Thanks again for this TOP article, it was very valuable for me to understand the Ichimoku approach.
BR
maexrock
instead of dropping chikou-span, i’d specified all the columns in parameter “columns” of pandas.DataFrame.drop(), except for the chikou-span,
i made a mistake in previous comment, it should be:
instead of dropping chikou-span, i’d specified all the columns in parameter “subset” of pandas.DataFrame.dropna(), except for the chikou-span,
i made a mistake in previous comment, it should be:
instead of dropping chikou-span, i’d specified all the columns, except for the chikou-span, in parameter “subset” of pandas.DataFrame.dropna(). Preferably in a previously defineded list for readability
isn’t code for d[‘tenkan_kiju_cross’] wrong?
it is:
d[‘tenkan_kiju_cross’] = np.where((d[‘tenkan_sen’].shift(1) <= d[‘kijun_sen’].shift(1)) & (d[‘tenkan_sen’] > d[‘kijun_sen’]), 1, d[‘tenkan_kiju_cross’]
what i would expect:
d[‘tenkan_kiju_cross’] = np.where((d[‘tenkan_sen’].shift(-1) <= d[‘kijun_sen’].shift(-1)) & (d[‘tenkan_sen’] > d[‘kijun_sen’]), 1, d[‘tenkan_kiju_cross’]
why?
to check the values from the date before, not after current date
Hi Chris – if you use -1 that will pull the value date back one from tomorrow to today. Using 1 pushes the value date forward from yesterday to today.
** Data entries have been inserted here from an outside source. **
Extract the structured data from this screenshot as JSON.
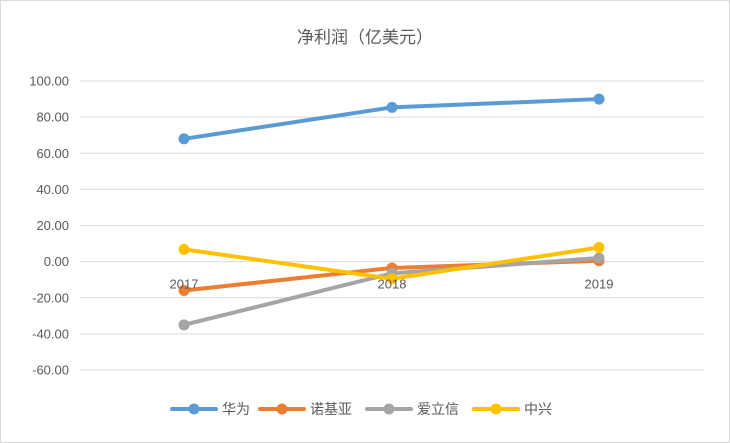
{
  "chart_data": {
    "type": "line",
    "title": "净利润（亿美元）",
    "xlabel": "",
    "ylabel": "",
    "x": [
      "2017",
      "2018",
      "2019"
    ],
    "ylim": [
      -60,
      100
    ],
    "yticks": [
      "100.00",
      "80.00",
      "60.00",
      "40.00",
      "20.00",
      "0.00",
      "-20.00",
      "-40.00",
      "-60.00"
    ],
    "grid": true,
    "legend_position": "bottom",
    "series": [
      {
        "name": "华为",
        "color": "#5b9bd5",
        "values": [
          68,
          85.4,
          90
        ]
      },
      {
        "name": "诺基亚",
        "color": "#ed7d31",
        "values": [
          -16,
          -3.5,
          0.5
        ]
      },
      {
        "name": "爱立信",
        "color": "#a5a5a5",
        "values": [
          -35,
          -6.5,
          2
        ]
      },
      {
        "name": "中兴",
        "color": "#ffc000",
        "values": [
          6.8,
          -9.5,
          7.8
        ]
      }
    ]
  }
}
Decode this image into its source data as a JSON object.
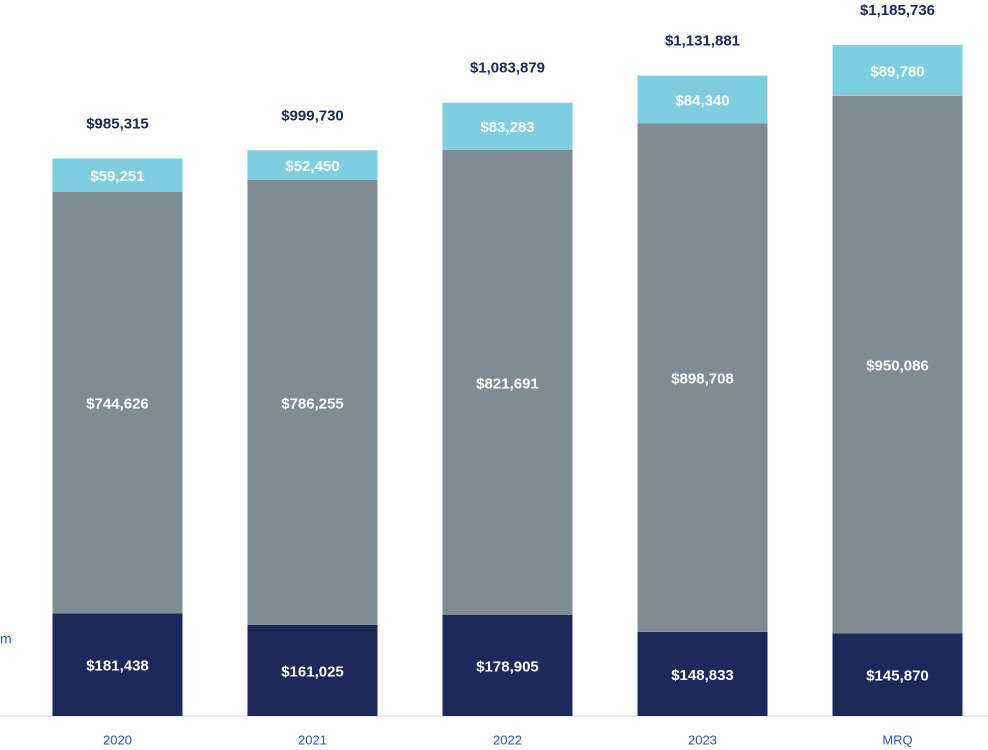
{
  "chart_data": {
    "type": "stacked_bar",
    "categories": [
      "2020",
      "2021",
      "2022",
      "2023",
      "MRQ"
    ],
    "series": [
      {
        "color": "#1b2a5a",
        "values": [
          181438,
          161025,
          178905,
          148833,
          145870
        ],
        "value_labels": [
          "$181,438",
          "$161,025",
          "$178,905",
          "$148,833",
          "$145,870"
        ]
      },
      {
        "color": "#7f8c94",
        "values": [
          744626,
          786255,
          821691,
          898708,
          950086
        ],
        "value_labels": [
          "$744,626",
          "$786,255",
          "$821,691",
          "$898,708",
          "$950,086"
        ]
      },
      {
        "color": "#7dcfe0",
        "values": [
          59251,
          52450,
          83283,
          84340,
          89780
        ],
        "value_labels": [
          "$59,251",
          "$52,450",
          "$83,283",
          "$84,340",
          "$89,780"
        ]
      }
    ],
    "totals": [
      985315,
      999730,
      1083879,
      1131881,
      1185736
    ],
    "total_labels": [
      "$985,315",
      "$999,730",
      "$1,083,879",
      "$1,131,881",
      "$1,185,736"
    ],
    "ylim": [
      0,
      1200000
    ],
    "annotation": "m"
  }
}
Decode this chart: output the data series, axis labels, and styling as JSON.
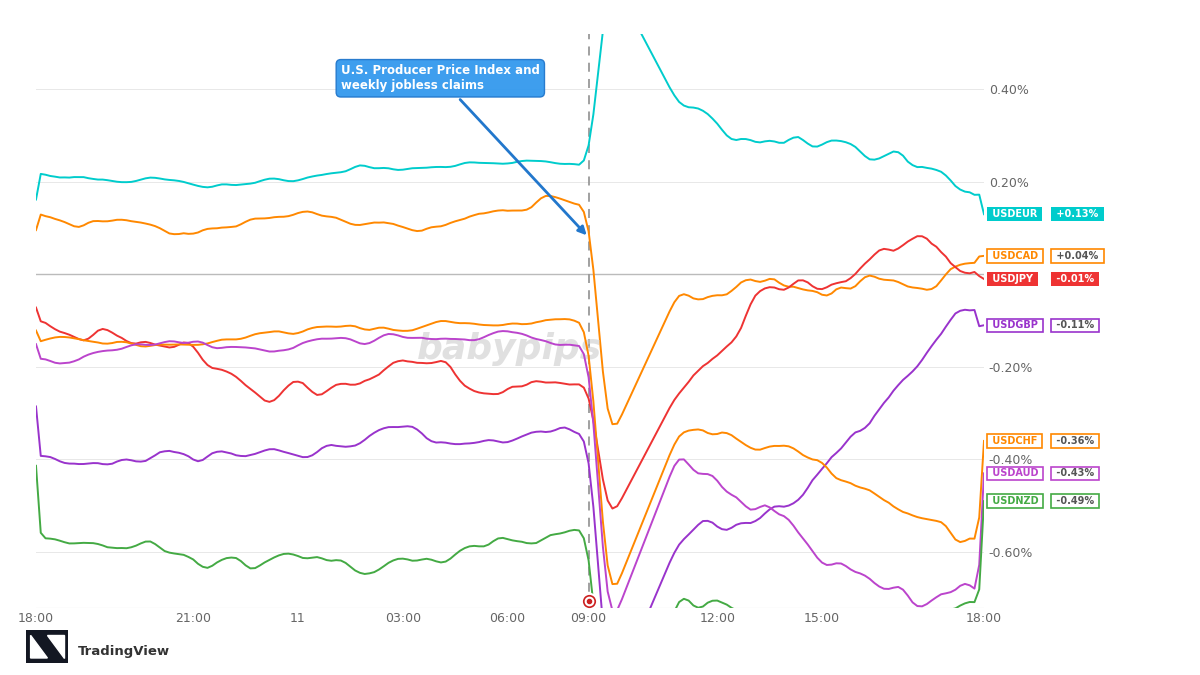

So using 1 does check the values from the date before, not after the current date. 😀
thank you very much for reply, also i have one note:
using “close” values, instead of “high” or “low” values in some lines of code will restrict opening a position. Using closes is advised by Grzegorz Moskwa – polish ichimoku expert. I changed highs or lows for closes and efficiency evaluation goes higher for both ford and netflix, giving better result than the stock itself. If you wanted to see exactly where i put close, feel free to visit my github
https://github.com/ihavenoideaforusername/ichimoku_in_python
but i have to say, that i’m very beginner of programming.
Hi Chris – nice to see the improvements and the suggestions – I just had a quick Google for Grzegorz Moskwa, and I can see that the Ichimoku strategy is very much his area of expertise – I would defer to his good self when it comes to the finer points and approaches! Great to see your adaptations and improvements on Github!